Union-affiliated pension funds are likely to continue to play an active role in mergers. Two types of pension fund activism can be distinguished: shareholder activism and social activism.7
The term shareholder activism refers to activities that improve corporate governance and ultimately increase the value of companies. Social activism concerns questions that are often of a political nature, such as health benefits for employees or divestment of investments in certain countries. The value of social activism can be questionable in purely financial terms, but there is no doubt that shareholder activism benefits all investors, including merger arbitrageurs, no matter whether it is done by a union or by any other shareholder.

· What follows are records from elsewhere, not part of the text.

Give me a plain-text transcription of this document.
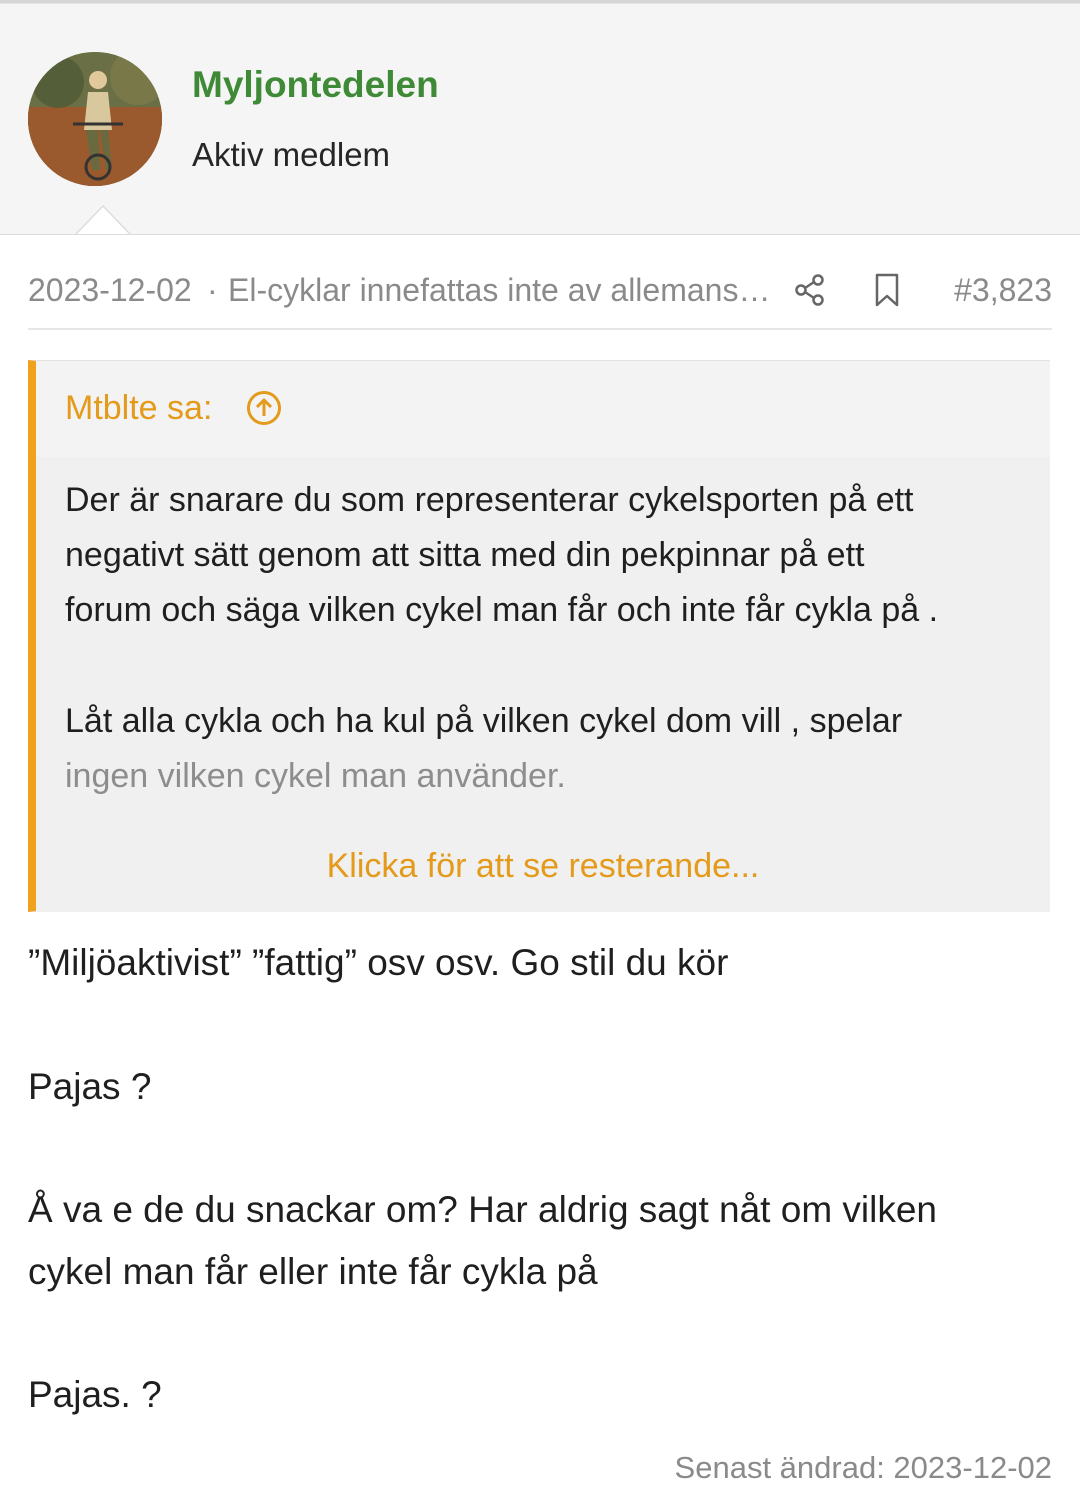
Myljontedelen
Aktiv medlem
2023-12-02 · El-cyklar innefattas inte av allemans…	#3,823
Mtblte sa:
Der är snarare du som representerar cykelsporten på ett
negativt sätt genom att sitta med din pekpinnar på ett
forum och säga vilken cykel man får och inte får cykla på .
Låt alla cykla och ha kul på vilken cykel dom vill , spelar
ingen vilken cykel man använder.
Klicka för att se resterande...
”Miljöaktivist” ”fattig” osv osv. Go stil du kör
Pajas ?
Å va e de du snackar om? Har aldrig sagt nåt om vilken
cykel man får eller inte får cykla på
Pajas. ?
Senast ändrad: 2023-12-02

Outside of the United States, it is less common for unions to take on the role of a provider of capital. Instead, they are more likely to be an obstacle to the successful completion of a merger. One extreme example is the failed $2.5 billion takeover of Cooper Tire & Rubber Company by Apollo Tyres for $35/share announced in June 2013. Cooper operated a joint venture in China, Cooper Chengshan Tire, in cooperation with a local partner, Chengshan Group. Cooper owned 65 percent of the joint venture, Chengshan Group 35 percent. Following news of the takeover, Chengshan Group seized control of the joint venture and prohibited Cooper employees from entering the premises. Moreover, Chengshan refused to provide Cooper with crucial financial data that Cooper needed in order to prepare its financial statements. Without current financial statements lenders (Morgan Stanley, Deutsche Bank, Goldman Sachs and Standard Chartered Bank) would not be willing to provide financing for the transaction. Even Cooper's auditor refused to certify the financial statements.
Employees at the joint venture went on strike, with unions arguing that the takeover would subject the joint venture to substantial operational risk. It even took out an advertisement in the Wall Street Journal questioning, “Who can guarantee the success of integration between Chinese culture and Indian culture?”
Simultaneously, on the other side of the Pacific, USW seized the opportunity of the merger to reach a new wage agreement that would have cost Apollo $1.50 to $2 per share. It even obtained an arbitration ruling that due to the change in ownership the union had cause to renegotiate.
In reaction to these two developments, Apollo tried to negotiate a price reduction with Cooper. Instead of making concessions, Cooper sued Apollo in Delaware to compel it to close the merger. During the trial, it emerged that Chengshan Group had also expressed a desire to acquire Cooper and had even bid $38 per share but was rebuffed as its financing sources were considered less reliable than those of Apollo. Witnesses also claimed that middle managers at the joint venture had threatened workers they would lose their jobs if they did not participate in the strike.
Cooper lost the lawsuit in Delaware and was unable to force a closing of the merger. On December 30, 2013, the takeover was terminated.